The review of the programme of work for Article 8(j) and related provisions developed detailed proposals but further discussions are needed at COP 16 to finalise a new programme of work related to indigenous peoples and local communities for adoption.
The Working Group provided updates to the knowledge management component of the Kunming-Montreal Global Biodiversity Framework, adding elements related to the role of traditional knowledge and its relationship to science and other knowledge systems. This update will be reviewed by the next meeting of the Subsidiary Body on Implementation that will meet in May 2024, in Nairobi.
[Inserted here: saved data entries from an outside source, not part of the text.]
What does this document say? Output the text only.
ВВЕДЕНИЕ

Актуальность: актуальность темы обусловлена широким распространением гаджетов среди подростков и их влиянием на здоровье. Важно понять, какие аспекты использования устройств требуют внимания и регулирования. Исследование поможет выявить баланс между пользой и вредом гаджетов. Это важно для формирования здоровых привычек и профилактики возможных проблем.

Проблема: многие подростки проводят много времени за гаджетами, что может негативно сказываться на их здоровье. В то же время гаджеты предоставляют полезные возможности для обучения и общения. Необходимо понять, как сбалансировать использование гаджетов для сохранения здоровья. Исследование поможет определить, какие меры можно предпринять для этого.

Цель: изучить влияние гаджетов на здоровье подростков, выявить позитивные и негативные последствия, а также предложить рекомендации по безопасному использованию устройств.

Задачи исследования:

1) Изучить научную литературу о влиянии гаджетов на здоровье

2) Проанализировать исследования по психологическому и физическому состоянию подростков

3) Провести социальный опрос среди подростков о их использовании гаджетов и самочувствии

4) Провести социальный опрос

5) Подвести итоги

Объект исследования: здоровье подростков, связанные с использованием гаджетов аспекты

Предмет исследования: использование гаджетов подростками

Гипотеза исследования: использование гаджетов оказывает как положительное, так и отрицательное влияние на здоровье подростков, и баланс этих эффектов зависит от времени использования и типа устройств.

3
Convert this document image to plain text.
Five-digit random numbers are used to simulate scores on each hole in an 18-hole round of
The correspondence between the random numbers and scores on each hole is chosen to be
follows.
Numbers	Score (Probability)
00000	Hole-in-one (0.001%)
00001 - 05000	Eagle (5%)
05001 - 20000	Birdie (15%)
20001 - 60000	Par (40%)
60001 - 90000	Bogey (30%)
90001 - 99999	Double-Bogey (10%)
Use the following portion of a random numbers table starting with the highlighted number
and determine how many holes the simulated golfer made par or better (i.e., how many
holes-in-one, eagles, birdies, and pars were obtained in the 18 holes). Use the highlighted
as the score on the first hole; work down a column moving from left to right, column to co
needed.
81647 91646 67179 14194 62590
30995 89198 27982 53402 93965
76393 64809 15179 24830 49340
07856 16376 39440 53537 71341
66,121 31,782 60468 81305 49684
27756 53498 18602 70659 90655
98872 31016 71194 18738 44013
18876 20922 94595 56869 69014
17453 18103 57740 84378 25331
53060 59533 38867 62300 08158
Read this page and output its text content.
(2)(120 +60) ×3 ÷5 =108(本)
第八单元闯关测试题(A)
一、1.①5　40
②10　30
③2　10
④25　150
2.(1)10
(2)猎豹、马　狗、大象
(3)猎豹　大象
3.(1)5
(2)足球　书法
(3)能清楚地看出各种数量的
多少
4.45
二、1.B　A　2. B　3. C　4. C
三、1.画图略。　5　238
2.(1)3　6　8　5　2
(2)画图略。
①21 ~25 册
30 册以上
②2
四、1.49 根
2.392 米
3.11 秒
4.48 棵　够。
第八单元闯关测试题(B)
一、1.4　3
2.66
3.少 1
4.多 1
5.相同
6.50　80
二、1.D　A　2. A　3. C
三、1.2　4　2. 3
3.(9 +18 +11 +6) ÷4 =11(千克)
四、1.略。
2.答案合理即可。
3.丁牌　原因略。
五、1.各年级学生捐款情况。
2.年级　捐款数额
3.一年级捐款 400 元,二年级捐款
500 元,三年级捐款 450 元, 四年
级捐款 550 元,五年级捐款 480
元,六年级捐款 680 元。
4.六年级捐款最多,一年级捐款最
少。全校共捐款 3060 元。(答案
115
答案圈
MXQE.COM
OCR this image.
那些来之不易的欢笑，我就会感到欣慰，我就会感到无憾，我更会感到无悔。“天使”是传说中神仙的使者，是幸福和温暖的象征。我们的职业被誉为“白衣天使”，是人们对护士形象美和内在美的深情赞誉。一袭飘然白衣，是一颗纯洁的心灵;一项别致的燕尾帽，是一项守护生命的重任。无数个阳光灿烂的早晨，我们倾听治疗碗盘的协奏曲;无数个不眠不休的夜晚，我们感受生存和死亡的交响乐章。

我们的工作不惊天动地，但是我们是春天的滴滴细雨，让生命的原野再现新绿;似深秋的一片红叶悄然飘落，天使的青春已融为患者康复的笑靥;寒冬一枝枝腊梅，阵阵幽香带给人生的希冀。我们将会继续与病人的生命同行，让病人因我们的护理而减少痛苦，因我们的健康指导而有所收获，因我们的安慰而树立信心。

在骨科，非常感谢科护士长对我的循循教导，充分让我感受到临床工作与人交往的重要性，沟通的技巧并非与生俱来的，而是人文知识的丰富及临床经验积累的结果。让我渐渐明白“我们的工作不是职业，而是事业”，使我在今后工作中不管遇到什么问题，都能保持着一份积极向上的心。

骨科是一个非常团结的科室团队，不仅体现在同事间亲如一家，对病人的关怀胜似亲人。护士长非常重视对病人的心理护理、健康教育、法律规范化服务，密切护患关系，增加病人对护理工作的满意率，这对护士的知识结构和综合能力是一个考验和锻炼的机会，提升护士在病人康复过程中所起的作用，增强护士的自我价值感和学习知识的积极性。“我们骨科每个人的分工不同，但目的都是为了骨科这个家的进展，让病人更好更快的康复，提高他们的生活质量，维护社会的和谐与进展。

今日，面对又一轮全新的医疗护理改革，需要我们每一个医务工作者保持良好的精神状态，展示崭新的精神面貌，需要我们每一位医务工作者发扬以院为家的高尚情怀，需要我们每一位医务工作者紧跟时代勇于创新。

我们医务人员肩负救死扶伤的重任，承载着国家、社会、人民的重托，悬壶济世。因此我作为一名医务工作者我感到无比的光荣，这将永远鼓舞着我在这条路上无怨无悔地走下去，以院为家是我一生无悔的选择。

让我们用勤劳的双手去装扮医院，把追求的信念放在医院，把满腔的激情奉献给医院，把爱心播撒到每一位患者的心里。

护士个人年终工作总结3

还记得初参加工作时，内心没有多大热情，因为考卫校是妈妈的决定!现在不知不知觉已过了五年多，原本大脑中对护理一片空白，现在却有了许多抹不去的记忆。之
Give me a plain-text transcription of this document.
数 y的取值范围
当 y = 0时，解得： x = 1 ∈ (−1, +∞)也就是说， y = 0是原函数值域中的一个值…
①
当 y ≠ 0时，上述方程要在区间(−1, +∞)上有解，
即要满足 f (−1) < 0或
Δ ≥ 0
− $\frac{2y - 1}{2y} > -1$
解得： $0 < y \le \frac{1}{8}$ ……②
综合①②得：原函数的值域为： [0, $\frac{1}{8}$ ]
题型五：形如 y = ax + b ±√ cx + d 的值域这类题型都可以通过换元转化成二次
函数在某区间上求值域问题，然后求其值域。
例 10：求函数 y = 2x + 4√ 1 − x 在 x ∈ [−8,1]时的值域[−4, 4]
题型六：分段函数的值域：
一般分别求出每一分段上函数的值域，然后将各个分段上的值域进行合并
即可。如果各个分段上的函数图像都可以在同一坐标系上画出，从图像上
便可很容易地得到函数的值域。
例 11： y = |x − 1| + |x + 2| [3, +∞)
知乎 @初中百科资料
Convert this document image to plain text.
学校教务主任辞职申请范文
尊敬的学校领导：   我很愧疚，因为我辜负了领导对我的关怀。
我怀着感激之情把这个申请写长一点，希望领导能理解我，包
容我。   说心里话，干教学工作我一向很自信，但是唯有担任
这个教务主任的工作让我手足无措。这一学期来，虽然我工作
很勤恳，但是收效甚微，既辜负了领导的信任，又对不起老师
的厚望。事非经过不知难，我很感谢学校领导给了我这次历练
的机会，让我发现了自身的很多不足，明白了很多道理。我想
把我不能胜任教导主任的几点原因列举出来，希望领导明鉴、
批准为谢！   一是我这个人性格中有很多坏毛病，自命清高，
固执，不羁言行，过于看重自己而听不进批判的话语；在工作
The Working Group also looked at options for institutional arrangements covering Article 8(j) and other provisions of the Convention, and their modus operandi, including the participation of indigenous peoples and local communities in the work of the Convention.
Options that were considered included continuing the Working Group with a revised mandate focused on the Global Biodiversity Framework, establishing a permanent subsidiary body on Article 8(j) and related provisions with a mandate to provide advice to the Conference of the Parties, and applying the enhanced participation mechanisms already used by the Working Group for the participation of representatives of indigenous peoples and local communities in other subsidiary bodies of the Convention, such as the scientific (SBSTTA) and implementation (SBI) bodies when addressing matters of direct relevance to those groups.
The meeting did not reach a conclusion on these arrangements, and discussions will be continued at COP 16.